Hawthorne and Menz. 2009. Encouraging the shift from private to public transport - are taxis part of the solution or part of the problem? European Transport Conference.
Aside from traffic allowances, taxi stands also belong in the wider discussion of taxis as a form of public transit. If public transit is to be truly accessible and convenient, then customers should have convenient access to taxis through additional taxi stands in the city. The current number of taxi stands does not provide the riding public with this option. Thus, the growth and expansion of the network of taxi stands should be coordinated and/or integrated with planning the City’s larger public transportation infrastructure. It is abundantly clear that an inclusive transit network must recognize taxis as a part of the public transit mix. When limited taxi use is associated with other alternative transport, it serves as a green and affordable solution to private car ownership. A vibrant and sustainable city is built by offering sustainable transportation options. As such, when developing broader transportation policies and plans, the City should consider the benefits that taxis deliver to both the riding public and the city as a whole.

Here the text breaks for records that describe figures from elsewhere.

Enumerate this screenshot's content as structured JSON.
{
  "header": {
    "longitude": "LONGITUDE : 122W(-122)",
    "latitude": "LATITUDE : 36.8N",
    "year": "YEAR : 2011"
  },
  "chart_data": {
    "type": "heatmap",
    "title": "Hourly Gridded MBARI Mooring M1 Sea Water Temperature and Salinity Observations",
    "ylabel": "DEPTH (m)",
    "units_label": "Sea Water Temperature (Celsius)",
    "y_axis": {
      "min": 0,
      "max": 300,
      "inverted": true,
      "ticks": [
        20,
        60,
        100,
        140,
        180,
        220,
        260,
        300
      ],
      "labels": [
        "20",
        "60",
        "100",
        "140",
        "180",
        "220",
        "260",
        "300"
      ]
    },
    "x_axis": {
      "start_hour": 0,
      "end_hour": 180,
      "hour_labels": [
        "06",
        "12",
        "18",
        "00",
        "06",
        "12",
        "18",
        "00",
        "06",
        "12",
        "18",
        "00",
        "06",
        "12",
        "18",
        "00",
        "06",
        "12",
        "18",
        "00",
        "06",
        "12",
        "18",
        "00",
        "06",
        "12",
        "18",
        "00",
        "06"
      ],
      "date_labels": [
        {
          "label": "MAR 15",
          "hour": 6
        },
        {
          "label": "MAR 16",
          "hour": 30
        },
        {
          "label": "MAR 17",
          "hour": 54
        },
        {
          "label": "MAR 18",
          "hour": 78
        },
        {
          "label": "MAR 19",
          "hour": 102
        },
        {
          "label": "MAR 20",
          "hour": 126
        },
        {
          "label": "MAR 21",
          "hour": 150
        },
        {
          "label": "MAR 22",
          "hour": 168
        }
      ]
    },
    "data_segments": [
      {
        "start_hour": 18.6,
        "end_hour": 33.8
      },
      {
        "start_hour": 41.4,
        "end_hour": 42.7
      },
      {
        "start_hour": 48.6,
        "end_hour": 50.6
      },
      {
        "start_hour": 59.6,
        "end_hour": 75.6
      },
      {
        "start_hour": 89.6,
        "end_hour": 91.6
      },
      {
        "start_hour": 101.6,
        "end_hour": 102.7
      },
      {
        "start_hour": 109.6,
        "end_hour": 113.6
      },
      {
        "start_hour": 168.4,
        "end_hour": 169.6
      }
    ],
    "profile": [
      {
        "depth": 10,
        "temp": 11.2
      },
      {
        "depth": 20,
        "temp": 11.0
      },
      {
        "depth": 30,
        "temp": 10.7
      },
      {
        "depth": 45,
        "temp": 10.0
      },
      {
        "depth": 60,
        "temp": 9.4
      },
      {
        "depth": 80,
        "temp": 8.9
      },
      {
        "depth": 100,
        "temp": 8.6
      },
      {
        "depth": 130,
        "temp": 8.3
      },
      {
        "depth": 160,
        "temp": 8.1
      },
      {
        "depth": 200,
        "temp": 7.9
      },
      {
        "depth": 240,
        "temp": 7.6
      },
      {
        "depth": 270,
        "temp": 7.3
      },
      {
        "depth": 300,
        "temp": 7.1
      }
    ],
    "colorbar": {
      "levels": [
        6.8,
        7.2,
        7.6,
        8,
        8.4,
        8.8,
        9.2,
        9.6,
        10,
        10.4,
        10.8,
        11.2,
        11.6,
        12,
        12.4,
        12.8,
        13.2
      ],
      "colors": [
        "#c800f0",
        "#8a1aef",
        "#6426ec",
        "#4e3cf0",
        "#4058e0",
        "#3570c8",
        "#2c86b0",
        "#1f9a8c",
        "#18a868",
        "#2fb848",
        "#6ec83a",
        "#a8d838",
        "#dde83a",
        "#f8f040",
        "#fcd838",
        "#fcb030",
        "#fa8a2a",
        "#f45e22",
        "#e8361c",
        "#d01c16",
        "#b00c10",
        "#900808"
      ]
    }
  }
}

CONCLUSION A WAY FORWARD FOR TORONTO’S TAXI INDUSTRY
……………………………………………………………………………………………………………………………………….. This document presents a coherent set of proposals that would reform Toronto’s taxi industry for the betterment of drivers, passengers and the city as a whole. These proposed reforms have been crafted and presented by Toronto’s taxi drivers. However, these proposals were not driven solely by self-interest but out of a desire to improve the taxi industry for drivers and customers. Despite working hard with little economic or social reward, Toronto’s taxi drivers take great pride in their work and truly want to serve their customers well. However, as drivers know better than anyone, true customer service will only come when drivers’ basic needs are met. These needs can only be met by municipal regulations that encourage basic safety and fair economic gains for hardworking drivers. In Toronto’s current taxi industry, thousands of hardworking drivers work very long hours doing very dangerous work, yet they still earn very little. Unlike most workers, they lack a social safety net of any kind and have no mechanism of saving for retirement. The end result is that drivers feel insecure, rushed and stressed on the job. Customer service inevitably suffers. On the other hand, those who may never drive a taxi themselves - the absentee and multi-plate owners and agents - reap the financial rewards of this system. With razor thin profit margins divided amongst so many stakeholders, drivers are increasingly pushed towards the edge. Ultimately, the City is responsible for how its taxi industry functions, and, to a large extent, for what drivers’ lives are like. The 1998 Task Force and the introduction of a new type of licence has provided, in essence, a unique experiment in different systems. If anything, the continuing struggles of all taxi drivers during this period have demonstrated that neither system – the Standard or Ambassador – is able to address driver concerns. However, each system does have clear advantages and disadvantages. The iTaxiworkers have attempted to craft a vision of a taxi industry that capitalizes on the strengths of each system, while sidestepping the weaknesses. This innovative, hybrid approach would make the system better for everyone: the drivers, the customers and the city as a whole.
If the City fails to address the need for reform now, the taxi industry in Toronto will continue to spiral downwards, both for taxi drivers and for the public. Taxi work is an important, frontline service. A well functioning taxi industry will benefit the city as a whole and contribute to Toronto’s rise as a global destination. Such an industry depends on finding innovative solutions that benefit all of the industry’s stakeholders, drivers included. The City should complete the good work that was begun by the 1998 Task Force and adopt the proposals put forward by the iTaxiworkers in this document. Again, we thank you for the opportunity to participate in this consultation and ask that you consider our proposals carefully.